Wnt/β-catenin signaling was recorded with anti-inflammatory effects in the development of ulcer colitis [35]. As previous studies described, with the activating of canonical Wnt signaling, β-catenin would accumulate in cytoplasm and ultimately regulates the expressions of Wnt-related genes [65]. But, in absence of Wnt-ligand stimulus, cytosolic β-catenin will be degraded after rounds of ubiquitination and phosphorylation. Thus, we measured the β-catenin expressions, both at the protein level and the RNA level, to investigate the activity of canonical Wnt pathway. As shown in Fig. 7, β-catenin production was significantly increased in DKK1low-ERC group, not only in colons but also in spleens.

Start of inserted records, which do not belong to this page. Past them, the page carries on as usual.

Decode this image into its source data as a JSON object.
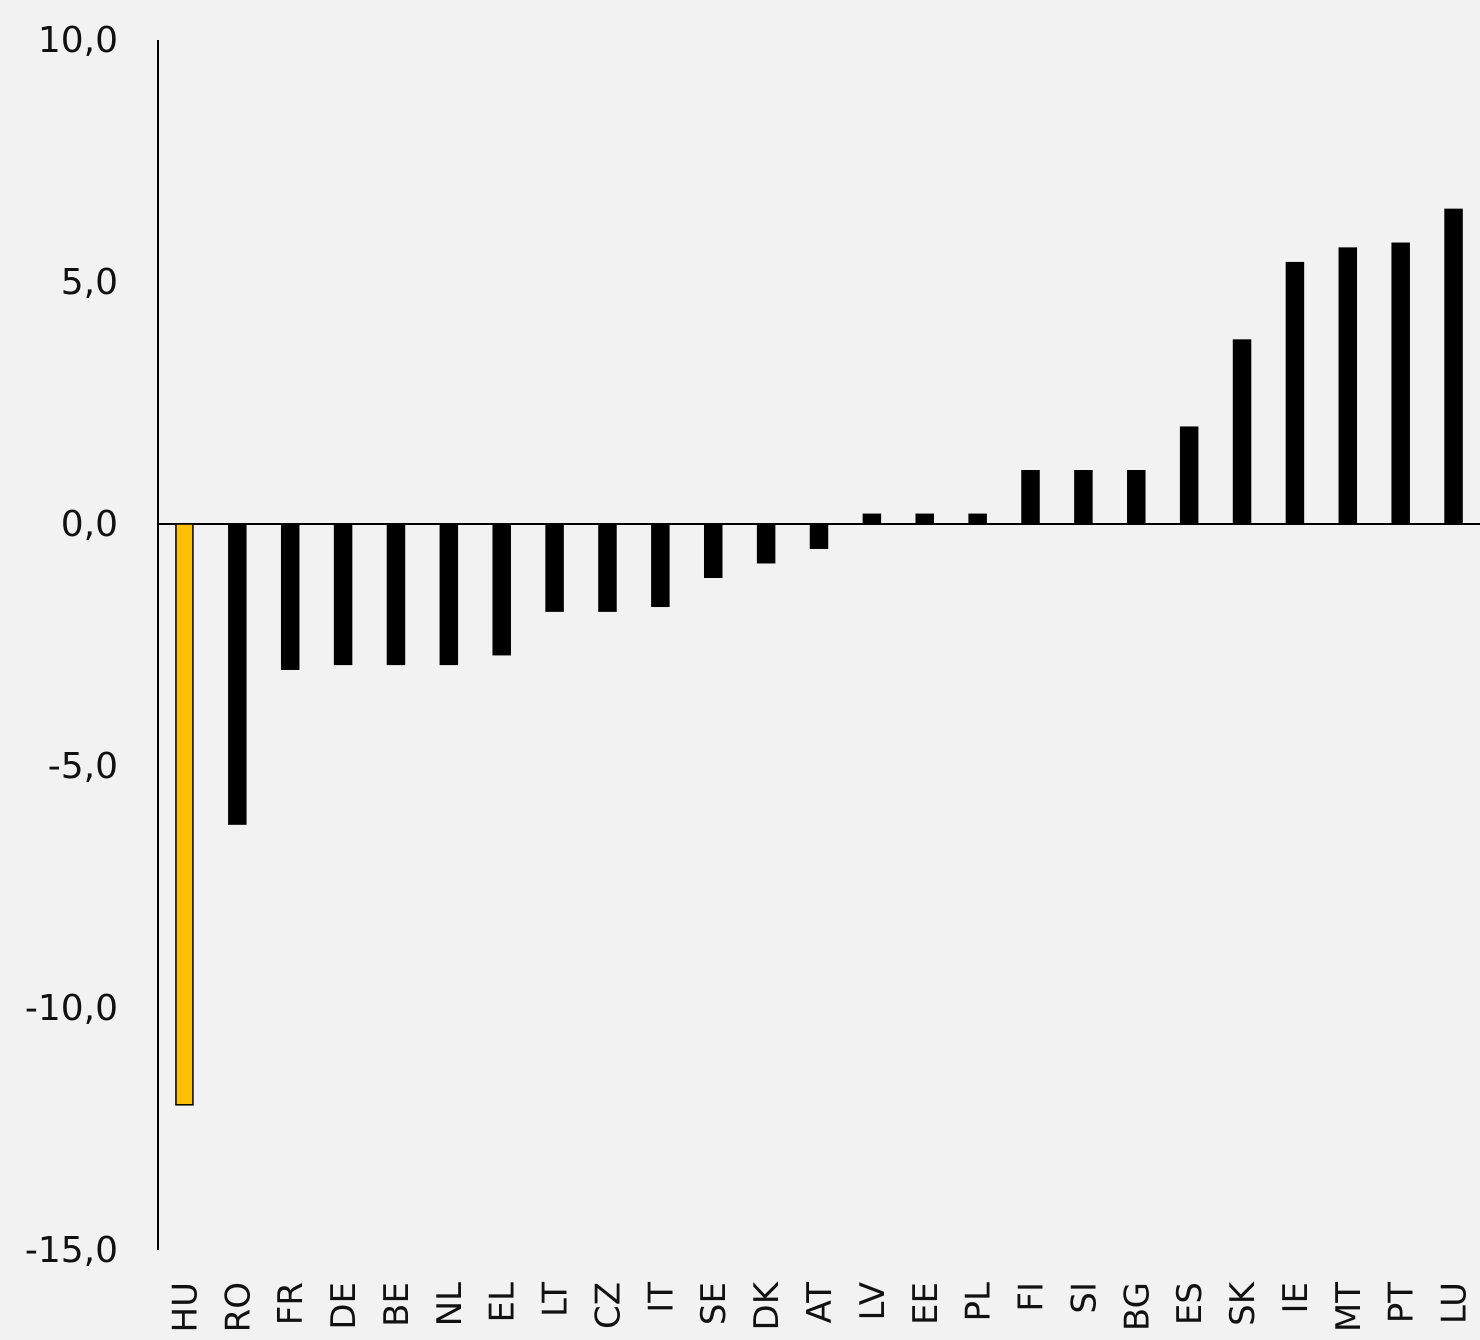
{
  "chart_data": {
    "type": "bar",
    "categories": [
      "HU",
      "RO",
      "FR",
      "DE",
      "BE",
      "NL",
      "EL",
      "LT",
      "CZ",
      "IT",
      "SE",
      "DK",
      "AT",
      "LV",
      "EE",
      "PL",
      "FI",
      "SI",
      "BG",
      "ES",
      "SK",
      "IE",
      "MT",
      "PT",
      "LU"
    ],
    "values": [
      -12.0,
      -6.2,
      -3.0,
      -2.9,
      -2.9,
      -2.9,
      -2.7,
      -1.8,
      -1.8,
      -1.7,
      -1.1,
      -0.8,
      -0.5,
      0.2,
      0.2,
      0.2,
      1.1,
      1.1,
      1.1,
      2.0,
      3.8,
      5.4,
      5.7,
      5.8,
      6.5
    ],
    "highlight": "HU",
    "ylim": [
      -15,
      10
    ],
    "yticks": [
      10,
      5,
      0,
      -5,
      -10,
      -15
    ],
    "ytick_labels": [
      "10,0",
      "5,0",
      "0,0",
      "-5,0",
      "-10,0",
      "-15,0"
    ],
    "colors": {
      "bar": "#000000",
      "highlight": "#ffc000",
      "background": "#f2f2f2"
    }
  }
}
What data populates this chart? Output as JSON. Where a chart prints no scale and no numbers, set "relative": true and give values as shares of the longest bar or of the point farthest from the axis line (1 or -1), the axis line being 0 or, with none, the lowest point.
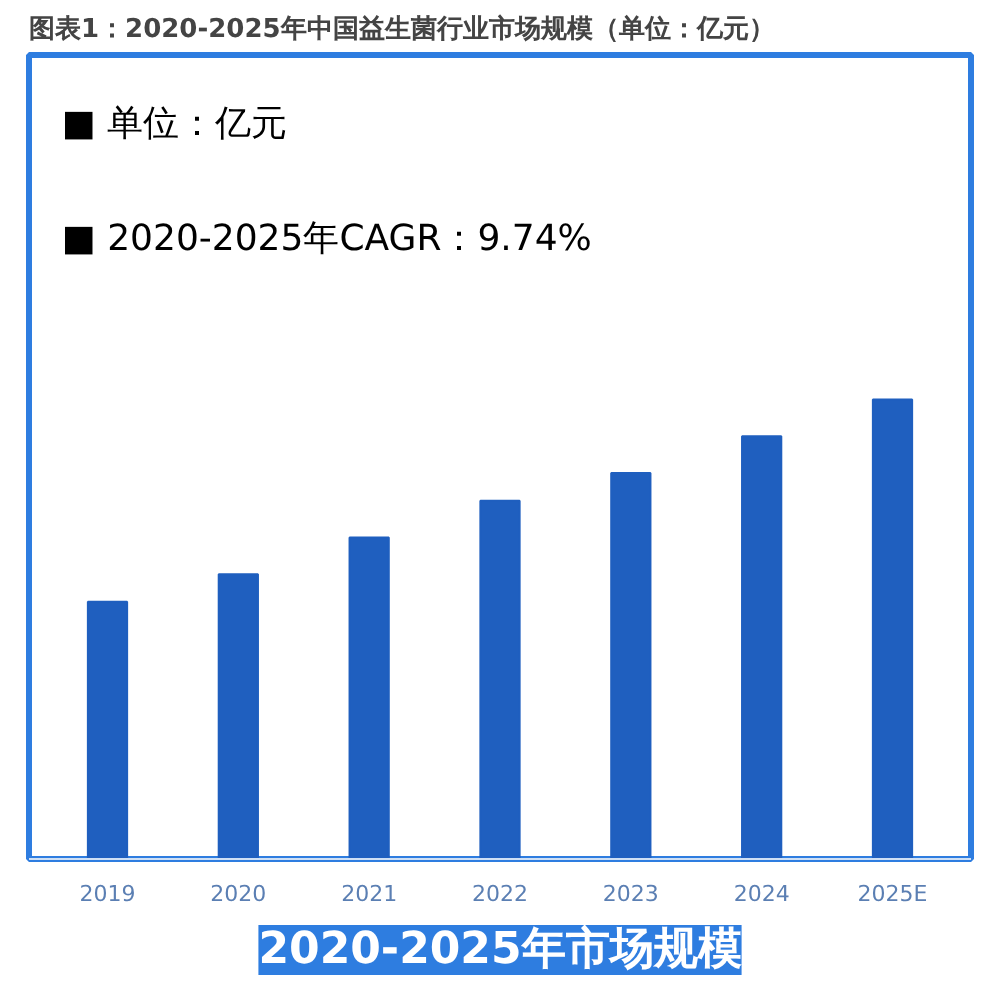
{
  "chart_data": {
    "type": "bar",
    "title": "图表1：2020-2025年中国益生菌行业市场规模（单位：亿元）",
    "categories": [
      "2019",
      "2020",
      "2021",
      "2022",
      "2023",
      "2024",
      "2025E"
    ],
    "values": [
      0.56,
      0.62,
      0.7,
      0.78,
      0.84,
      0.92,
      1.0
    ],
    "color": "#1f5fbf",
    "relative": true,
    "grid": false,
    "xlabel": "2020-2025年市场规模",
    "annotations": [
      "■  单位：亿元",
      "■  2020-2025年CAGR：9.74%"
    ]
  }
}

Intriguingly, high expression level of β-catenin was in accordance with the powerful immune regulation ability of DKK1low-ERCs exhibiting in colitis. Thus, we concluded that reducing DKK1 expression in ERCs could weaken the antagonistic effect of DKK1 on Wnt signaling, and then the Wnt β-catenin pathway could be activated and β-catenin expression would be promoted, so as to improve the immunoregulatory effect of ERCs and optimize their therapeutic effects in the process of ulcer colitis.